In Jan. 1902 zag Prof. Went op ST. MARTIN in de nabijheid van het dorp Koolbaai een katoenaanplant. Sedert is de aanplant vrij belangrijk toegenomen.
De uitvoer van St. Martin was in 1913 naar schatting het dubbele van die van 1912. SABA voerde in 1913 voor ± ƒ1000, aan katoen uit.

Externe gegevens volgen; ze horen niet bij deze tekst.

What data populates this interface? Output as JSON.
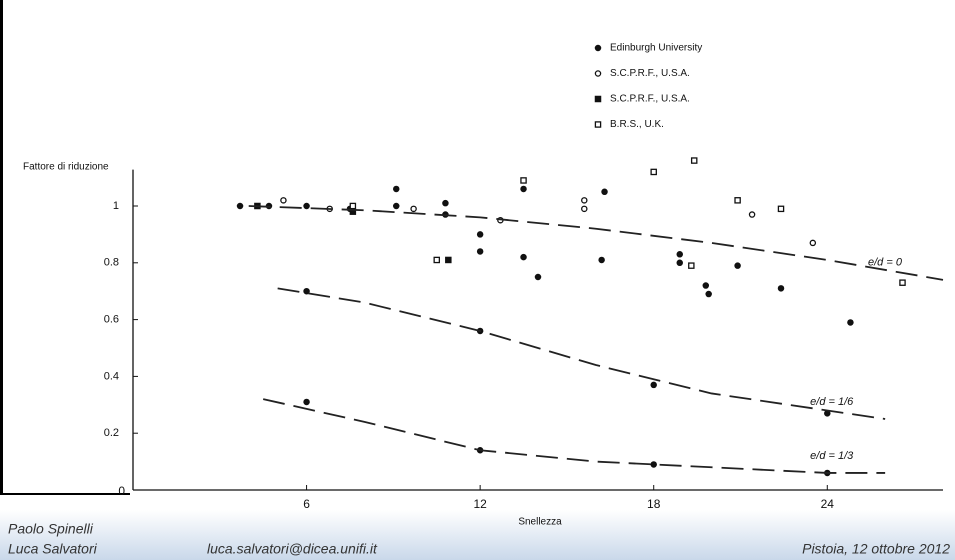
{
  "chart_data": {
    "type": "scatter",
    "ylabel": "Fattore di riduzione",
    "xlabel": "Snellezza",
    "xlim": [
      0,
      28
    ],
    "ylim": [
      0,
      1.1
    ],
    "xticks": [
      0,
      6,
      12,
      18,
      24
    ],
    "yticks": [
      0.2,
      0.4,
      0.6,
      0.8,
      1
    ],
    "series": [
      {
        "name": "Edinburgh University",
        "type": "scatter",
        "marker": "filled-circle",
        "color": "#111111",
        "x": [
          3.7,
          4.7,
          6,
          7.5,
          9.1,
          9.1,
          10.8,
          10.8,
          12,
          12,
          13.5,
          13.5,
          14,
          16.3,
          16.2,
          18.9,
          18.9,
          19.8,
          19.9,
          20.9,
          22.4,
          24.8,
          6,
          12,
          18,
          24,
          6,
          12,
          18,
          24
        ],
        "values": [
          1.0,
          1.0,
          1.0,
          0.99,
          1.06,
          1.0,
          1.01,
          0.97,
          0.9,
          0.84,
          1.06,
          0.82,
          0.75,
          1.05,
          0.81,
          0.83,
          0.8,
          0.72,
          0.69,
          0.79,
          0.71,
          0.59,
          0.7,
          0.56,
          0.37,
          0.27,
          0.31,
          0.14,
          0.09,
          0.06
        ]
      },
      {
        "name": "S.C.P.R.F., U.S.A.",
        "type": "scatter",
        "marker": "open-circle",
        "color": "#111111",
        "x": [
          5.2,
          6.8,
          9.7,
          12.7,
          15.6,
          15.6,
          21.4,
          23.5
        ],
        "values": [
          1.02,
          0.99,
          0.99,
          0.95,
          1.02,
          0.99,
          0.97,
          0.87
        ]
      },
      {
        "name": "S.C.P.R.F., U.S.A.",
        "type": "scatter",
        "marker": "filled-square",
        "color": "#111111",
        "x": [
          4.3,
          7.6,
          10.9
        ],
        "values": [
          1.0,
          0.98,
          0.81
        ]
      },
      {
        "name": "B.R.S., U.K.",
        "type": "scatter",
        "marker": "open-square",
        "color": "#111111",
        "x": [
          7.6,
          10.5,
          13.5,
          18,
          19.4,
          19.3,
          20.9,
          22.4,
          26.6
        ],
        "values": [
          1.0,
          0.81,
          1.09,
          1.12,
          1.16,
          0.79,
          1.02,
          0.99,
          0.73
        ]
      },
      {
        "name": "e/d = 0",
        "type": "line",
        "style": "dashed",
        "color": "#222222",
        "x": [
          4,
          8,
          12,
          16,
          20,
          24,
          28
        ],
        "values": [
          1.0,
          0.985,
          0.96,
          0.92,
          0.87,
          0.81,
          0.74
        ]
      },
      {
        "name": "e/d = 1/6",
        "type": "line",
        "style": "dashed",
        "color": "#222222",
        "x": [
          5,
          8,
          12,
          16,
          20,
          24,
          26
        ],
        "values": [
          0.71,
          0.66,
          0.56,
          0.44,
          0.34,
          0.28,
          0.25
        ]
      },
      {
        "name": "e/d = 1/3",
        "type": "line",
        "style": "dashed",
        "color": "#222222",
        "x": [
          4.5,
          8,
          12,
          16,
          20,
          24,
          26
        ],
        "values": [
          0.32,
          0.24,
          0.14,
          0.1,
          0.08,
          0.06,
          0.06
        ]
      }
    ]
  },
  "footer": {
    "authors": [
      "Paolo Spinelli",
      "Luca Salvatori"
    ],
    "email": "luca.salvatori@dicea.unifi.it",
    "place_date": "Pistoia, 12 ottobre 2012"
  }
}
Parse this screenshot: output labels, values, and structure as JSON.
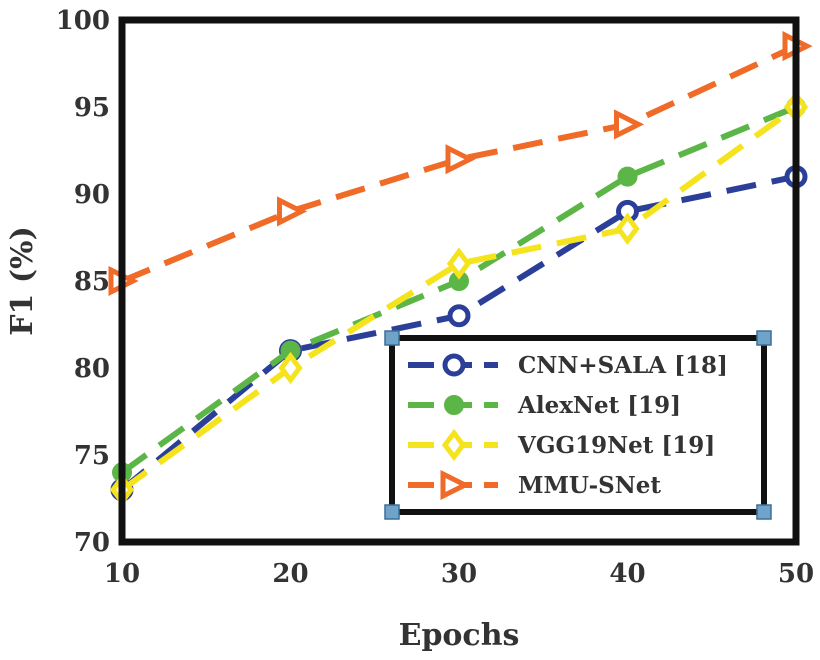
{
  "chart_data": {
    "type": "line",
    "title": "",
    "xlabel": "Epochs",
    "ylabel": "F1 (%)",
    "x": [
      10,
      20,
      30,
      40,
      50
    ],
    "xlim": [
      10,
      50
    ],
    "ylim": [
      70,
      100
    ],
    "xticks": [
      "10",
      "20",
      "30",
      "40",
      "50"
    ],
    "yticks": [
      "70",
      "75",
      "80",
      "85",
      "90",
      "95",
      "100"
    ],
    "grid": false,
    "legend_position": "bottom-right",
    "series": [
      {
        "name": "CNN+SALA [18]",
        "values": [
          73,
          81,
          83,
          89,
          91
        ],
        "color": "#2b3f99",
        "marker": "open-circle"
      },
      {
        "name": "AlexNet [19]",
        "values": [
          74,
          81,
          85,
          91,
          95
        ],
        "color": "#5cb547",
        "marker": "filled-circle"
      },
      {
        "name": "VGG19Net [19]",
        "values": [
          73,
          80,
          86,
          88,
          95
        ],
        "color": "#f5e31d",
        "marker": "open-diamond"
      },
      {
        "name": "MMU-SNet",
        "values": [
          85,
          89,
          92,
          94,
          98.5
        ],
        "color": "#f06a28",
        "marker": "open-triangle-right"
      }
    ]
  }
}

Litt. Anthony Blom. Verh. over den landb. in de col. Suriname, Haarl. 1786, blz. 286-328. - Essai hist. sur la colonie de Surinam, Paramaribo 1788, II, 88 vlg. - Albert von Sack, Reize naar Suriname, Haarl. 1821, III, 115 vlg. - Teenstra, De landb. in de in de kol. Suriname, Gron. 1835, I 264-294. - Dr. C.J.J. van Hall, Katoenteelt, Inspectie van den landb. in West-Indië, Bull. no. 2, Param. Jan. 1905. - Idem.
Bokke of Indiaansch katoen. Bull. no. 3., Maart 1905. - G.J. van Grol. De Katoencultuur op Sint-Eustatius, De Ind. Mercuur 17 Oct. 1911. en 4 Aug. 1914. Idem. Verslag over 1911 en 1913 v.h.
Dept. v.d. Landb. in Suriname. - Kol. Verslagen, Curaçao 1909-1914.